Giving Wayne County's language a 'G' rating
By Phyllis Moore
Published in News on November 8, 2010 1:48 PM
News-Argus/MICHAEL K. DAKOTA
Brooke Jackson, left, and Kathleen Doughty, seniors at Charles B. Aycock High School, wear their "I'm G" T-shirts as part of an effort that started out as a "No Cussing Day" and resulted in the county commission extending it for the entire month of November. A bulletin board behind the students contains some of the 400 pledges signed by students to clean up their language.
Think before you speak. And when you say anything, make sure to choose your words carefully.
That's the message students at Charles B. Aycock High School are promoting through a "No Cussing" campaign.
The campaign started out as a class project set up by marketing teacher Tammy Vail, who saw a segment on the "Today Show" about a similar effort at a California high school.
Her students at first were not very enthusiastic, she admitted.
"They were like, 'It won't work. Everybody cusses,'" she said. "I was told, 'People are not going to quit cussing.' But I said, 'They'll be more aware of their language.'"
She decided to enlist the help of two senior students, Brooke Jackson and Kathleen Doughty. They came up with a slogan -- "Promoting a G-Rated Life in an R-Rated World."
"We think that cussing is negative and you make people feel bad and set bad examples for younger students," Brooke said. "We're trying to get people to understand you don't have to use cuss words when you talk."
"At first people were against it, like, 'That's stupid, no one's going to do it' but since we have been following it with 'G' everyone's accepted it and is going along with it," she said.
"Some even say, 'I cuss all the time' but say they'll try and stop or watch their language," Kathleen said.
Posters went up all over the school, proclaiming, "I'm a G, Stay Cuss Free," and a week-long campaign started this past week -- complete with buttons, bracelets, T-shirts and pledge cards.
"We actually made a Facebook page, 'I'm a G' and have over 170 'likes' right now and it just started last week," Kathleen said Friday. "We posted a video of 14 or 15 students, each had a line.

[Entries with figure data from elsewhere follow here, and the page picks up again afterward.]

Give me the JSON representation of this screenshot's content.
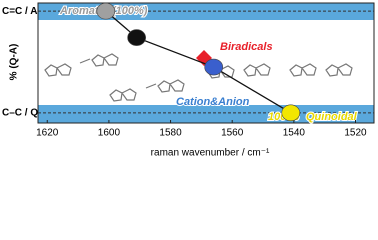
{
  "chart_data": {
    "type": "scatter",
    "xlabel": "raman wavenumber / cm⁻¹",
    "ylabel": "% (Q-A)",
    "xlim": [
      1623,
      1514
    ],
    "xticks": [
      1620,
      1600,
      1580,
      1560,
      1540,
      1520
    ],
    "ylim": [
      110,
      -8
    ],
    "yticks": [
      {
        "value": 0,
        "label": "C=C / A"
      },
      {
        "value": 100,
        "label": "C–C / Q"
      }
    ],
    "series": [
      {
        "name": "points",
        "colors": [
          "#a0a0a0",
          "#111111",
          "#3a5fcd",
          "#f2e600"
        ],
        "x": [
          1601,
          1591,
          1566,
          1541
        ],
        "values": [
          0,
          26,
          55,
          100
        ]
      }
    ],
    "annotations": [
      "Aromatic",
      "(100%)",
      "Biradicals",
      "Cation&Anion",
      "100 %",
      "Quinoidal"
    ]
  }
}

Brooke edited it to make it like a rap."
"We had a 'no cussing pledge' since (Friday) is No Cussing Day and had over 400 sign pledges," Brooke added.
The cards bore a simple message -- "I pledge to be more aware of what I am saying before I actually speak. I pledge that I will strive to live a more G-rated lifestyle, and that I will try to stay away from activities where cussing is highly incorporated. I pledge to try my best to use the English language in a positive way instead of in a negative way through cussing. I pledge to try my best to be cuss free especially on No Cussing Day, Friday, Nov. 5."
The organizers might have underestimated the power of their own message. The supply of 75 T-shirts and 300 black bracelets featuring the letter "G" quickly ran out.
"Everybody's asking for an 'I'm a G' shirt," said Mrs. Vail, prompting the possibility of another order and distribution by month's end.
The campaign drew county-wide attention last week when the two students asked the Wayne County Board of Commissioners to proclaim Friday as No Cussing Day across the county. The commissioners went a step further, declaring November No Cussing Month.
"One said they would like to make it a year," Brooke said.
"I think it's a great marketing example," Mrs. Vail said. "If you take something and it's marketed the right way, the idea just catches on. .... Truthfully, that's why we do these projects, because the students are able to take the classroom outside -- 'Oh, this is what we're talking about' and hopefully they can use it in their careers one day. No cussing is not cool but being 'G' is cool. I definitely think our students are going to be aware of what they're saying ... and they'll probably remember this for the rest of their lives."